The climbdown comes as the House of Representatives prepares to reconvene for a third day without selecting a Speaker. The lower chamber of Congress is constitutionally required to select a Speaker and cannot move on to legislating until someone is handed the gavel.
McCarthy made history on Tuesday when he became the first majority leader in a century to fail in the first round of voting. In 1923, it took nine rounds of voting to elect a Speaker.
The House narrowly voted to adjourn late on Wednesday after six rounds of voting failed to result in a victor. The once-in-a-century gridlock has exposed long-simmering tensions in the Republican party and raised questions about whether Congress will be able to function with such dysfunction and discord.
Twenty Republican rebels have so far rejected McCarthy and rallied instead around Byron Donalds, a Republican congressman from Florida. Some of the rebels have personal grievances with McCarthy while others have demanded rule changes that would make it easier to oust the Speaker.
After months of negotiations, it appeared as though McCarthy had capitulated to those demands, agreeing to change the rules so that just one member of the House could call a vote of no confidence. But it remained unclear whether the changes would be enough to hand McCarthy the 218 votes required to win the support of a simple majority of the chamber.
Republicans took back control of the House of Representatives in November’s midterm elections. But McCarthy finds himself in such a tough position because the “red wave” he predicted did not materialise and Republicans control the chamber by a razor-thin margin, leaving him beholden to a small number of rebels.
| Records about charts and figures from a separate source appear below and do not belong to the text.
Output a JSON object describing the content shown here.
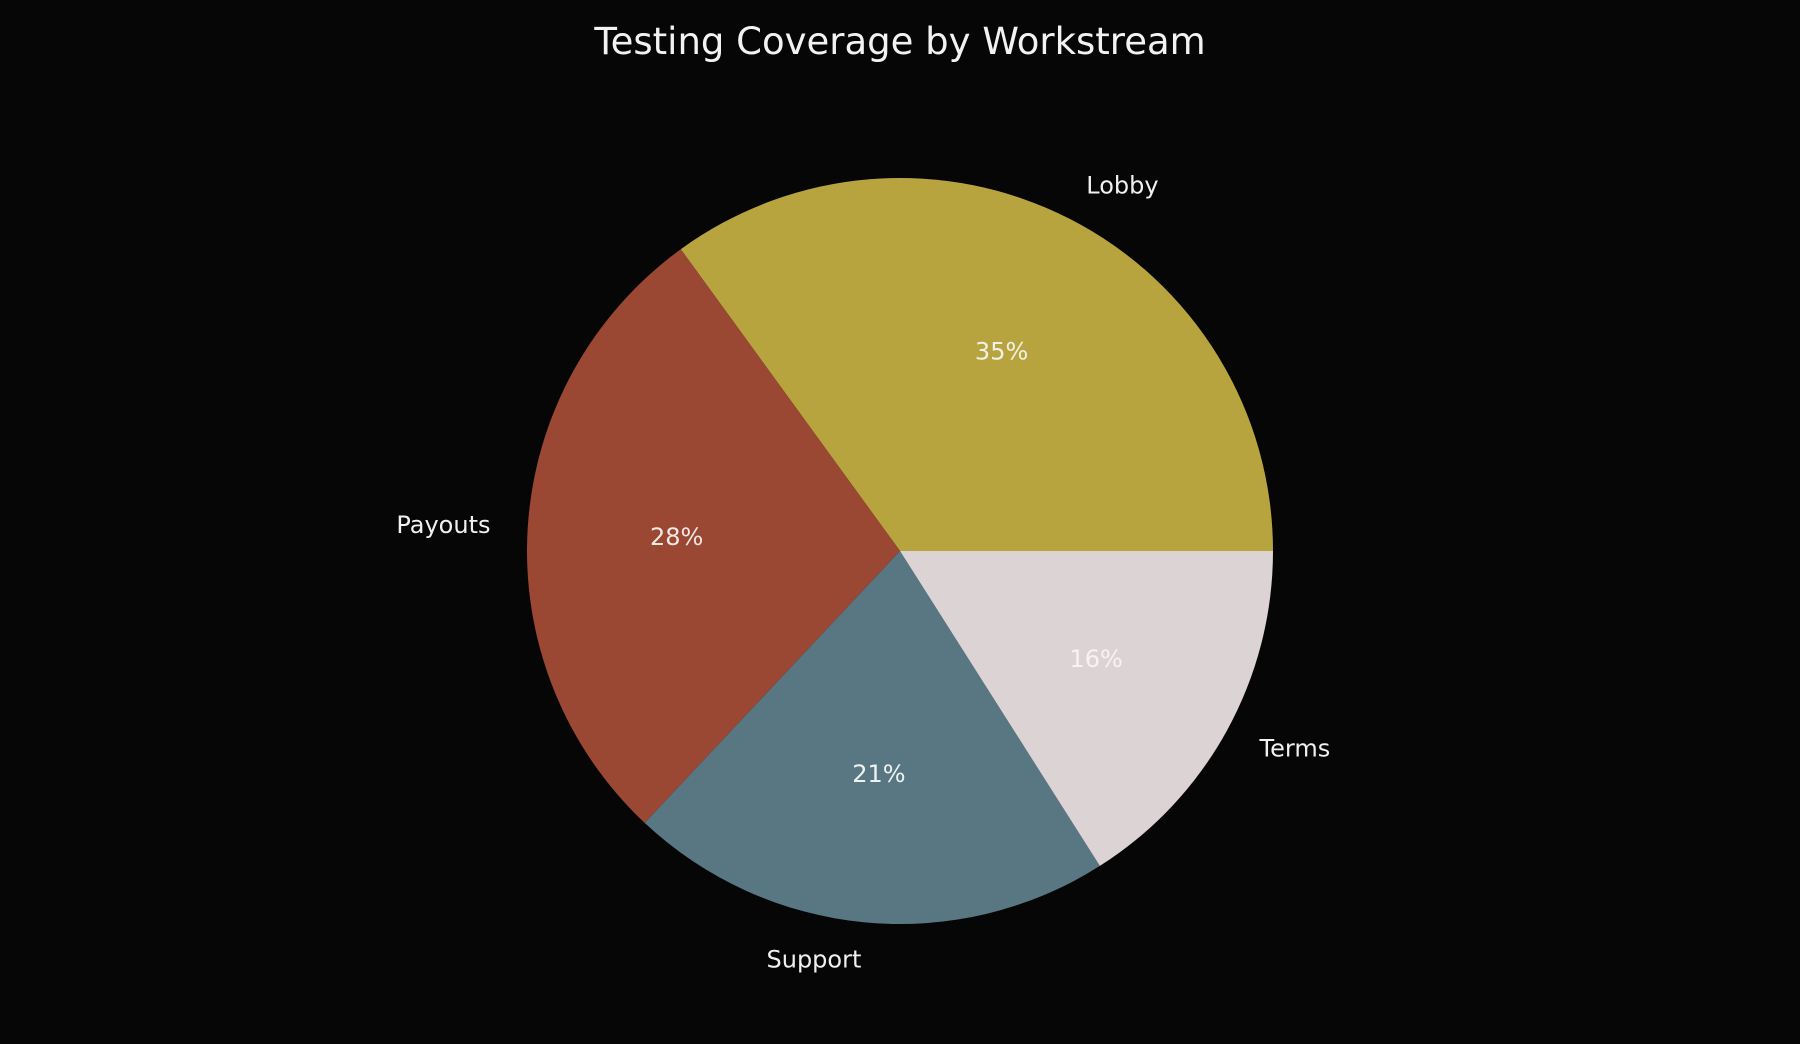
{
  "chart_data": {
    "type": "pie",
    "title": "Testing Coverage by Workstream",
    "start_angle_deg": 0,
    "direction": "counterclockwise",
    "slices": [
      {
        "label": "Lobby",
        "value": 35,
        "pct_label": "35%",
        "color": "#b8a43e",
        "pct_color": "#f2f0e6"
      },
      {
        "label": "Payouts",
        "value": 28,
        "pct_label": "28%",
        "color": "#9a4733",
        "pct_color": "#f2e8e4"
      },
      {
        "label": "Support",
        "value": 21,
        "pct_label": "21%",
        "color": "#587782",
        "pct_color": "#eef2f3"
      },
      {
        "label": "Terms",
        "value": 16,
        "pct_label": "16%",
        "color": "#dcd3d4",
        "pct_color": "#f7f3f3"
      }
    ]
  }
}
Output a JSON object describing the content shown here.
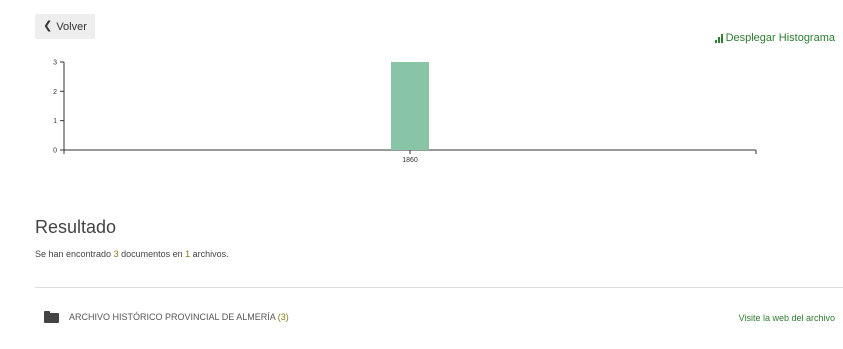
{
  "nav": {
    "back_label": "Volver"
  },
  "histogram_link": {
    "label": "Desplegar Histograma",
    "icon": "bar-chart-icon",
    "color": "#2e7d32"
  },
  "chart_data": {
    "type": "bar",
    "categories": [
      "1860"
    ],
    "values": [
      3
    ],
    "ylim": [
      0,
      3
    ],
    "yticks": [
      0,
      1,
      2,
      3
    ],
    "bar_color": "#88c4a6",
    "grid": false
  },
  "results": {
    "title": "Resultado",
    "prefix": "Se han encontrado ",
    "doc_count": "3",
    "middle": " documentos en ",
    "archive_count": "1",
    "suffix": " archivos."
  },
  "archives": [
    {
      "icon": "folder-icon",
      "name": "ARCHIVO HISTÓRICO PROVINCIAL DE ALMERÍA",
      "count_text": "(3)",
      "link_label": "Visite la web del archivo"
    }
  ],
  "colors": {
    "accent": "#2e7d32",
    "count_highlight": "#8a7a1a"
  }
}
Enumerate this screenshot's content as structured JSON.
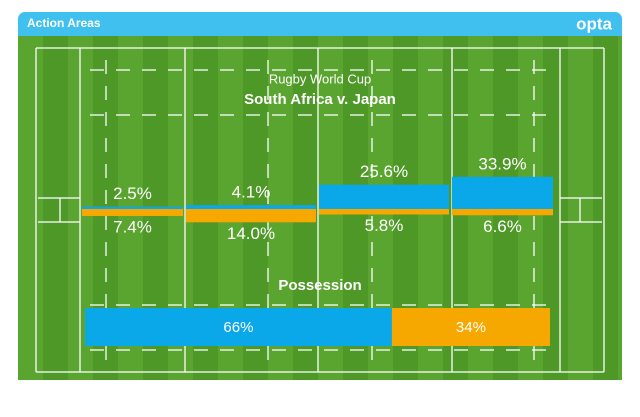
{
  "header": {
    "title": "Action Areas",
    "logo": "opta"
  },
  "chart_data": [
    {
      "type": "bar",
      "title": "Rugby World Cup",
      "subtitle": "South Africa v. Japan",
      "categories": [
        null,
        null,
        null,
        null
      ],
      "series": [
        {
          "color": "#0aa8e8",
          "values": [
            2.5,
            4.1,
            25.6,
            33.9
          ],
          "value_labels": [
            "2.5%",
            "4.1%",
            "25.6%",
            "33.9%"
          ]
        },
        {
          "color": "#f6a800",
          "values": [
            7.4,
            14.0,
            5.8,
            6.6
          ],
          "value_labels": [
            "7.4%",
            "14.0%",
            "5.8%",
            "6.6%"
          ]
        }
      ]
    },
    {
      "type": "stacked",
      "title": "Possession",
      "series": [
        {
          "color": "#0aa8e8",
          "values": [
            66
          ],
          "value_labels": [
            "66%"
          ]
        },
        {
          "color": "#f6a800",
          "values": [
            34
          ],
          "value_labels": [
            "34%"
          ]
        }
      ]
    }
  ]
}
Late on Wednesday, the Club for Growth, the ultra-low-tax group, and the Congressional Leadership Fund, a McCarthy-aligned fundraising vehicle, said they had struck a deal whereby the latter would not spend money in open Republican primaries in safe seats. The agreement was seen as a win for rightwing Republicans who have taken issue with McCarthy’s efforts to support more centrist candidates in the past.
McCarthy had received an apparent boost earlier on Wednesday when Donald Trump, the former US president, issued a full-throated endorsement of his candidacy, saying: “It’s now time for all our GREAT Republican House members to VOTE FOR KEVIN, CLOSE THE DEAL, TAKE THE VICTORY.”
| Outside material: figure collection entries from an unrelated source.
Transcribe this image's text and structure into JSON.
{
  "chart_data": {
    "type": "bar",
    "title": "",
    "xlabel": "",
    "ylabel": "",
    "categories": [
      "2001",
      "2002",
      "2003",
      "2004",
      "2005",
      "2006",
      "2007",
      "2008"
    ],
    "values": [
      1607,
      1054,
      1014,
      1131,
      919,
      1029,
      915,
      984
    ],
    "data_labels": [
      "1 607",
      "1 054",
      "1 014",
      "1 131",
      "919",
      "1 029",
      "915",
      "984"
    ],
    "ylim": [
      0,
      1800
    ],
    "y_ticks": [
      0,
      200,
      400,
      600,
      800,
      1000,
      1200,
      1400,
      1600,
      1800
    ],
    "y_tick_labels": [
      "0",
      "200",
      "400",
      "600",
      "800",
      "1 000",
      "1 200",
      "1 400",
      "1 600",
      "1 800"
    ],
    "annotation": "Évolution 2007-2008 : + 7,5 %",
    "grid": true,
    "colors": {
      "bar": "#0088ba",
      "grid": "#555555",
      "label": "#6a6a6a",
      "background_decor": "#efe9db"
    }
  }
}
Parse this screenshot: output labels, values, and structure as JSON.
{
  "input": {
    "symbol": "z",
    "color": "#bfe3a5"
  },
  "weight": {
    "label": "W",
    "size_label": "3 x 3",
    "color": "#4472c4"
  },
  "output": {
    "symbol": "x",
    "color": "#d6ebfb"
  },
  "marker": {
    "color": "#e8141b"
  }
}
But Trump’s push did little to sway the dissenters, in the last signal that his influence over the party is waning. Lauren Boebert, one of the Republican rebels, called Trump her “favourite president” but said he should be urging McCarthy to withdraw.
Some of McCarthy’s allies have also quietly called for the California congressman to step aside in favour of a consensus candidate who could unite the party’s warring factions. Many members have publicly and privately suggested Steve Scalise, a congressman from Louisiana and McCarthy’s deputy, as an alternative.
At the same time, Democratic leaders have shown little willingness to help end the stalemate, despite suggestions that Democrats could band together with a group of Republicans to back an alternative Speaker candidate. Instead, Democrats have been united in voting in favour of Hakeem Jeffries, who took over as the party’s leader in the House after Nancy Pelosi said she would step down from leadership.